BOOMERANG EMPLOYEES: HOW MANAGERS CAN BECOME BETTER AT CATCHING THEM

By Neil Pickering, Industry Manager, EMEA at UKG

Businesses continue to feel the financial and cultural effects of the Great Resignation. However, ‘boomerang employees’ – employees who return to a former employer having left for another role – have become more common as a result. With this in mind, employers are able to reduce costs on recruitment and onboarding by leveraging this existing talent pool. 

Attracting a former employee back into the workplace can be a challenge, but there are steps that managers and business leaders can take even before an employee leaves to help do just that. Fostering a culture of trust, transparency, and communication is imperative for employees to feel comfortable enough to voice concerns and feel heard. If and when the employee does leave, they know that their manager will be there for them if their new pasture isn’t as green as expected. 

The difference between quitters and boomerangs 

Research from the Workforce Institute at UKG recently raised some important points about what makes an employee want to return to their old workplace. There are key differences between workers who returned, or would consider returning, to their old employer and those who didn't. Of those that did, 77% reported that their old employer made an effort to keep them whereas just 50% of job quitters who quit for good said the same. 

There is a clear connection between a strong, supportive manager and an employee that makes the decision to return to their old employer. Boomerang employees also shared some similar traits, with around half (49%) saying that they’d been searching for a new job for less than a month and two thirds (64%) saying that they felt they left too quickly.

Employees who left to find out if the grass is greener elsewhere can sometimes feel disappointed and regret their move away. If an employee left a business for monetary reasons but then felt their work/life balance become weakened, then this type of scenario is ideal for a boomerang employee to reappear. 

But to increase the likelihood of a boomerang to be caught by a former employer, the managers at said employer must lay down the necessary groundwork prior to the boomerang leaving to make sure they feel nurtured and trusted enough to return if they do ever decide to depart. 

What role can managers play?

There are a number of steps that can be taken to boost the chance of catching a boomerang and ultimately, welcoming an old employee back into the fold. 

  • Be open and honest: It’s important to establish effective communication routes with employees, this can take the form of employee surveys or polls, which can, in turn, be supported with stay interviews for leavers. Conducting regularly scheduled check-ins can increase the chance of an employee returning to their old employer eventually and completing multiple stay interviews further increases that likelihood. The research revealed that 77% of boomerang employees said their old boss conducted a stay interview compared to just 55% of job quitters.
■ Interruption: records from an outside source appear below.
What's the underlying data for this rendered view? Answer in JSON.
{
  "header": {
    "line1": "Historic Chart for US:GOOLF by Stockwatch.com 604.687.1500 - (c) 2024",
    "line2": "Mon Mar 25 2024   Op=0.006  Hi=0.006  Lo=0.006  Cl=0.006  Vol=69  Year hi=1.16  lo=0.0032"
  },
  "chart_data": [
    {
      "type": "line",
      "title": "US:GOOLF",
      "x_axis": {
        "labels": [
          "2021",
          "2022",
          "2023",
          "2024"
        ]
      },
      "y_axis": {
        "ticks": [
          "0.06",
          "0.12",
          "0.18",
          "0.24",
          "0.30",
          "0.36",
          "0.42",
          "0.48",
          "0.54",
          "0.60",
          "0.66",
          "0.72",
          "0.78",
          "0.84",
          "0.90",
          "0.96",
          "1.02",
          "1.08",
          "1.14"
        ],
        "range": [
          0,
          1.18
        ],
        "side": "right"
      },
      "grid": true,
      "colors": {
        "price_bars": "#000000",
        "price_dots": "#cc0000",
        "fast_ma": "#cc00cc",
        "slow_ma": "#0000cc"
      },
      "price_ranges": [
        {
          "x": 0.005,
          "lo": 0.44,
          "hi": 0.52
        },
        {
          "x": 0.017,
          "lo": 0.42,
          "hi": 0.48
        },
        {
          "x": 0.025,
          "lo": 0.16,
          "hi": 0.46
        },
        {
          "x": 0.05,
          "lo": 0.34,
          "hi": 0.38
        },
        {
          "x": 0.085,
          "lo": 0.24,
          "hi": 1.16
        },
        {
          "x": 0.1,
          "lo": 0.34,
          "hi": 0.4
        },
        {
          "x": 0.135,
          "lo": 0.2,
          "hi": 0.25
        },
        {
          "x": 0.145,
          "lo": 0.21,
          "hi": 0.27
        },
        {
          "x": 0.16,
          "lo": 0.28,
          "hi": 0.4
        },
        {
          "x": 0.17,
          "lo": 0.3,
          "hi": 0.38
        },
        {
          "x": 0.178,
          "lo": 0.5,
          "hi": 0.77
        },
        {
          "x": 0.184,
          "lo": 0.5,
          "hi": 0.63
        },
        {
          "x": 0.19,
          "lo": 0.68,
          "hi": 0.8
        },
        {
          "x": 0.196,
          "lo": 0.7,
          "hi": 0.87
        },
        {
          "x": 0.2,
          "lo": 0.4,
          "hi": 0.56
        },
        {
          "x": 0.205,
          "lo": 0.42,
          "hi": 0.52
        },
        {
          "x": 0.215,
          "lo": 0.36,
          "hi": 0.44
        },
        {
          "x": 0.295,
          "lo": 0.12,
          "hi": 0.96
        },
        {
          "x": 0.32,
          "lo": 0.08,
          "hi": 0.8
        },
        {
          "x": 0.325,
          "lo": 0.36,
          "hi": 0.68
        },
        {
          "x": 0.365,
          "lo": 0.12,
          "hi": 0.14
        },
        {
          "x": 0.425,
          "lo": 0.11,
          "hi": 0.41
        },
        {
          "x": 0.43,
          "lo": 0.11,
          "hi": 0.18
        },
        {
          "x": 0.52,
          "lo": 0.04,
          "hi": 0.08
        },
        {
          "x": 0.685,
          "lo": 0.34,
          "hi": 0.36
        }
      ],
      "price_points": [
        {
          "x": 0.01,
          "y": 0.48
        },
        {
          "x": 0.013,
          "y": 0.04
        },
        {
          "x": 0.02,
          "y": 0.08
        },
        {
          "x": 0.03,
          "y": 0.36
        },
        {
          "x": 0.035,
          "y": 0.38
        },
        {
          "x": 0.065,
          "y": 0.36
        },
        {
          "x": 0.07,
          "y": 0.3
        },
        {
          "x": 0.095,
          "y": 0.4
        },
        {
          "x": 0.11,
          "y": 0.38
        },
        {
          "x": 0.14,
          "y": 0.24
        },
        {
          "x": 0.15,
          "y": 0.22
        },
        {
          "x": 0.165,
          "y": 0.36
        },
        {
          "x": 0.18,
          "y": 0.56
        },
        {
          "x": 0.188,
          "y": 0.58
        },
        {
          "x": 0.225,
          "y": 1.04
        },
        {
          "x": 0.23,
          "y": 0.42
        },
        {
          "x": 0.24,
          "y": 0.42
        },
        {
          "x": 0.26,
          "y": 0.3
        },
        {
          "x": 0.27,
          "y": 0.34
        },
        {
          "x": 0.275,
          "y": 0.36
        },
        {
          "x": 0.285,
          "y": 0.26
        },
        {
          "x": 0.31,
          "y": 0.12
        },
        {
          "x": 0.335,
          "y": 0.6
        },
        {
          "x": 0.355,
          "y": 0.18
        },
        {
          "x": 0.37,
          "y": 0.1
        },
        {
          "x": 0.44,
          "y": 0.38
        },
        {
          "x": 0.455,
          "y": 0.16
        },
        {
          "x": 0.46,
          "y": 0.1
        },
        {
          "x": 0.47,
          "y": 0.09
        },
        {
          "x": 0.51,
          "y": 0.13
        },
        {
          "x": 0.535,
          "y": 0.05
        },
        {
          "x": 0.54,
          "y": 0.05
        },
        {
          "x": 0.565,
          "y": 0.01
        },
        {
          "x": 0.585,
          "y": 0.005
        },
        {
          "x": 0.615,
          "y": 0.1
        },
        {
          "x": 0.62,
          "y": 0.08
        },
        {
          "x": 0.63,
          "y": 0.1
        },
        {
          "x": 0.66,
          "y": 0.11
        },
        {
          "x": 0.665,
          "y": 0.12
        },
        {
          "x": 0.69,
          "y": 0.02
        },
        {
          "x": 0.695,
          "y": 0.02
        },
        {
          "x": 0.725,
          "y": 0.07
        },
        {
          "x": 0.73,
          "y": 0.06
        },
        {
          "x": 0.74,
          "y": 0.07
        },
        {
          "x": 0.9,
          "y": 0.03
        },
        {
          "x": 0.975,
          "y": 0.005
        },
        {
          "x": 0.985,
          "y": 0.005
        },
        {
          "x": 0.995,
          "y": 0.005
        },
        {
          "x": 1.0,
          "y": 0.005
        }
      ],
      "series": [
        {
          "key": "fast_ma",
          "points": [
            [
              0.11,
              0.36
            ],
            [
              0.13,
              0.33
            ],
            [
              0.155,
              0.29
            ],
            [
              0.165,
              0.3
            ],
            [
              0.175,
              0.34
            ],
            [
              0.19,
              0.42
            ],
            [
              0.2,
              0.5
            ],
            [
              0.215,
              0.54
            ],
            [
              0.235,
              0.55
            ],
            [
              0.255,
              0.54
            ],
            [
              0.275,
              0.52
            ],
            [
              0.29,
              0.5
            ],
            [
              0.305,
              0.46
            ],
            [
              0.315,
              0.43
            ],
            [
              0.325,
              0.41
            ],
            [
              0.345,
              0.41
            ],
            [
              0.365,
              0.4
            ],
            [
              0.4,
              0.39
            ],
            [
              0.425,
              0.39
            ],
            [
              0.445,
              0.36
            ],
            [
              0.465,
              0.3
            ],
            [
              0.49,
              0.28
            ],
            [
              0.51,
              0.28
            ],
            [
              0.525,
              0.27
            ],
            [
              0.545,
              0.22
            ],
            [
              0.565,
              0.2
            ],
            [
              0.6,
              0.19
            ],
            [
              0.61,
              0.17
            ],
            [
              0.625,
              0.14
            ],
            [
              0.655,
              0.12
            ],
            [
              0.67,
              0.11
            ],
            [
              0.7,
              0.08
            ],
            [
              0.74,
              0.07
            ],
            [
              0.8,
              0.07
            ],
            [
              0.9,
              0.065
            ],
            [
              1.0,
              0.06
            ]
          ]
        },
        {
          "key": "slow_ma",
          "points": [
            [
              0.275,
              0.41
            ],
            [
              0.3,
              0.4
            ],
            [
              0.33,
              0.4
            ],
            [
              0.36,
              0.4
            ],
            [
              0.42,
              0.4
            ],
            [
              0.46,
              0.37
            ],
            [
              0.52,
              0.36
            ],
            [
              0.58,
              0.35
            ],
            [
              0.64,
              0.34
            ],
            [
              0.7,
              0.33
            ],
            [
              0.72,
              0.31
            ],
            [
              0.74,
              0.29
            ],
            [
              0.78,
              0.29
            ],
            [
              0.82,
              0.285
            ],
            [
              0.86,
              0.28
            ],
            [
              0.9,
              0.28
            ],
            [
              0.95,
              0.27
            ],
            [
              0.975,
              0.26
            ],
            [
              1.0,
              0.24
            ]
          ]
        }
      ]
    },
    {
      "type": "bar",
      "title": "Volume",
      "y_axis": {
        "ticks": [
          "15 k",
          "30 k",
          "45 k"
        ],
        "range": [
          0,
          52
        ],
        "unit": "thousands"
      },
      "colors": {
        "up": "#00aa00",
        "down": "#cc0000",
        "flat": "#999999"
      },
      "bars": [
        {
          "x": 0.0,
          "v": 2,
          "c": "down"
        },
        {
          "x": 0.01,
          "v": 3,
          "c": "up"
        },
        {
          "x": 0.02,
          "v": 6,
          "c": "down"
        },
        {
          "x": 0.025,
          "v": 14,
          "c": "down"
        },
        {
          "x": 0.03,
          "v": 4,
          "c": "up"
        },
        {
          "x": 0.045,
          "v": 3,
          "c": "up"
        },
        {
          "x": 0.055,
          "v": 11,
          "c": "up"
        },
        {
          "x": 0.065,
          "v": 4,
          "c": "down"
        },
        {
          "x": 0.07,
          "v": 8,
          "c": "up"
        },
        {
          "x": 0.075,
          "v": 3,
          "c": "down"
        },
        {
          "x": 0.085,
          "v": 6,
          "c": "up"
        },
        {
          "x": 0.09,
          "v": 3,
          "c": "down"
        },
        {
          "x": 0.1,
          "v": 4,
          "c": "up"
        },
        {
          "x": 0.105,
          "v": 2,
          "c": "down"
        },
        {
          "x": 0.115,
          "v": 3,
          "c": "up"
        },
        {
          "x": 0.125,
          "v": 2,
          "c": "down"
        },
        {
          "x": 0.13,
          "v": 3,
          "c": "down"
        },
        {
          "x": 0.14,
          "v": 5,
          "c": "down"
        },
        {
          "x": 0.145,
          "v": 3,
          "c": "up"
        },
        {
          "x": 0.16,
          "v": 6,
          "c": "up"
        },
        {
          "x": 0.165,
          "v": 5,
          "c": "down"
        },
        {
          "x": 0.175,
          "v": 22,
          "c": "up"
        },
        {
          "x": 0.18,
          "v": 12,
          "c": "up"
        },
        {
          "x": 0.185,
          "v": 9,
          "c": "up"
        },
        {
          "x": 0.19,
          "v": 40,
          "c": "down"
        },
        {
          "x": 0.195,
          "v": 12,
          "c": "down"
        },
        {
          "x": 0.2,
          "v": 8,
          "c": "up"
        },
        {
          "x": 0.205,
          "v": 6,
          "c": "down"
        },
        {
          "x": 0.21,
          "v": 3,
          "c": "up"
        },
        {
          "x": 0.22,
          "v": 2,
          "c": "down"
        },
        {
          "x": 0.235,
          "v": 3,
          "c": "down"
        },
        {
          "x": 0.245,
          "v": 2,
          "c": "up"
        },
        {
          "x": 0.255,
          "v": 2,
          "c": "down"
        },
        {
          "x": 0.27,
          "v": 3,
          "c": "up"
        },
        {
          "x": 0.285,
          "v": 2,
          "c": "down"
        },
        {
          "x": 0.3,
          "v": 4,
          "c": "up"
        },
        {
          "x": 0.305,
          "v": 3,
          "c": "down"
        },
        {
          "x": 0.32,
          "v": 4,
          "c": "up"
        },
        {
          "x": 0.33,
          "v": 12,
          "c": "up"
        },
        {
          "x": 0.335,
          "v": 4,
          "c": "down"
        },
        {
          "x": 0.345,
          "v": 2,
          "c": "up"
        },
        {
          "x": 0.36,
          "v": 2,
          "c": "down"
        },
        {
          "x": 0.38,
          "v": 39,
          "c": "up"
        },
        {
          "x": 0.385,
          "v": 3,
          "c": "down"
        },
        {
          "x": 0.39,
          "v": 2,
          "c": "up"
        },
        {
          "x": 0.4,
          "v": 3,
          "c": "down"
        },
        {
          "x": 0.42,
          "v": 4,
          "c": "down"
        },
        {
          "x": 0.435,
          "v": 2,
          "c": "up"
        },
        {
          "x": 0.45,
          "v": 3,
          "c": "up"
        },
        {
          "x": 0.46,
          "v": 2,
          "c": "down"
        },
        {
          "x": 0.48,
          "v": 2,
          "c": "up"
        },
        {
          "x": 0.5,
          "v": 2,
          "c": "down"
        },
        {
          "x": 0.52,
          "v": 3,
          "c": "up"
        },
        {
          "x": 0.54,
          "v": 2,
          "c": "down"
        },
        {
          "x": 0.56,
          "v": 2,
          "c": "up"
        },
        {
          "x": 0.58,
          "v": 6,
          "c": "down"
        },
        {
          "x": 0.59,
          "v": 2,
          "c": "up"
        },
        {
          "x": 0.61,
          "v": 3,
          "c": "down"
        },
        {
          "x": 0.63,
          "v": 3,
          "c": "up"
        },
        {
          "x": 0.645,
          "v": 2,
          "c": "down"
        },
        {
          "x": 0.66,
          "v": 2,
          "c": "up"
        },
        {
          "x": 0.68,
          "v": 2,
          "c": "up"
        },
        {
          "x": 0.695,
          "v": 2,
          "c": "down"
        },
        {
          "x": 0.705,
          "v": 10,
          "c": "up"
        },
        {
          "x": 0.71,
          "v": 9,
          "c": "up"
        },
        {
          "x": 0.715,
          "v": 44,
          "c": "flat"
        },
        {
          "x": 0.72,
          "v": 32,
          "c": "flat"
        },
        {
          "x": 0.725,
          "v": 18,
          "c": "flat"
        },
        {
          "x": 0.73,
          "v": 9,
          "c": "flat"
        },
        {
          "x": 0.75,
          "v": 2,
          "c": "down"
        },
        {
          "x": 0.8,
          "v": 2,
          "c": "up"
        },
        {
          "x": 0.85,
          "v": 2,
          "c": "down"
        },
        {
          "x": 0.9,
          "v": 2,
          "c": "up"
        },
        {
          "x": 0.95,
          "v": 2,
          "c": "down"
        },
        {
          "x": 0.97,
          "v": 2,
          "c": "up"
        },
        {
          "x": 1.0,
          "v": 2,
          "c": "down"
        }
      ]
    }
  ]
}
The critical part here is showing that employees are free to speak up when they decide they need to. 
  • Put the time in: Employees that 'boomeranged' are more likely to say that their old employer fostered an environment where communicating on all levels, even frustrations, was possible. It’s important then to schedule in vulnerable and transparent well-being discussions, be available to discuss career paths for employees, and ensure that business objectives are aligned with employee needs and contributions. 
  • Be transparent: It’s important to keep staff in the loop on what changes you’re making on their behalf behind the scenes. These changes can be communicated via digital noticeboards, regular email updates, or even staff meetings. Remember that your employees won't know you're doing something unless you explicitly tell or show them. 
  • Reach out to former employees: Even if they're set in their decision to come home, a boomerang employee rarely reaches out to their old boss with just 1 in 4 reaching out to their old employer. By showing employees that the door isn't completely shut, people will find it easier to swallow their pride and consider 'boomeranging.' It's worth checking in with former employees to see how they're finding their new role and where their old job might be a better fit.
  • Transparency is a two way street: If and when the moment comes, it's essential to be honest and encourage honesty in return. While you might have supported an employee’s development, you don't own their career. When they're thinking about their next steps, you can be there to help them make the best decision, either with you or elsewhere. 
  • Be flexible: According to UKG’s survey findings, job quitters said that a lack of flexibility, and a desire to move location and work remotely were top drivers in their decision to move on. While this might not be possible in all roles, encouraging honest communication on both sides, and being upfront and open to discussions around any potential future plans and benefits for employees can go a long way.
  • Resist ending on bad terms: Just because an employee departs does not mean that the departure has to be on bad terms. Accept their decision and reassure them by letting them know that the company door will always be open for them. If the above steps are followed and managers resist taking a negative approach to a departure – then that employee will feel more inclined to re-join the business if things don’t work out in the future. 

The discussed steps are simple yet effective ways for managers to build trust, improve communication, and better understand their employees' concerns and needs. Implementing these will not only enhance the employee experience and increase retention, but it will also boost the chances of enticing a former employee back into the team.

Often when an employee leaves, particularly if they are a talented one, managers can be filled with frustration and bitterness towards the employee and their new employer. Resisting this approach and building trust between yourself and your employees will only increase your chances of catching a boomerang when the opportunity arises.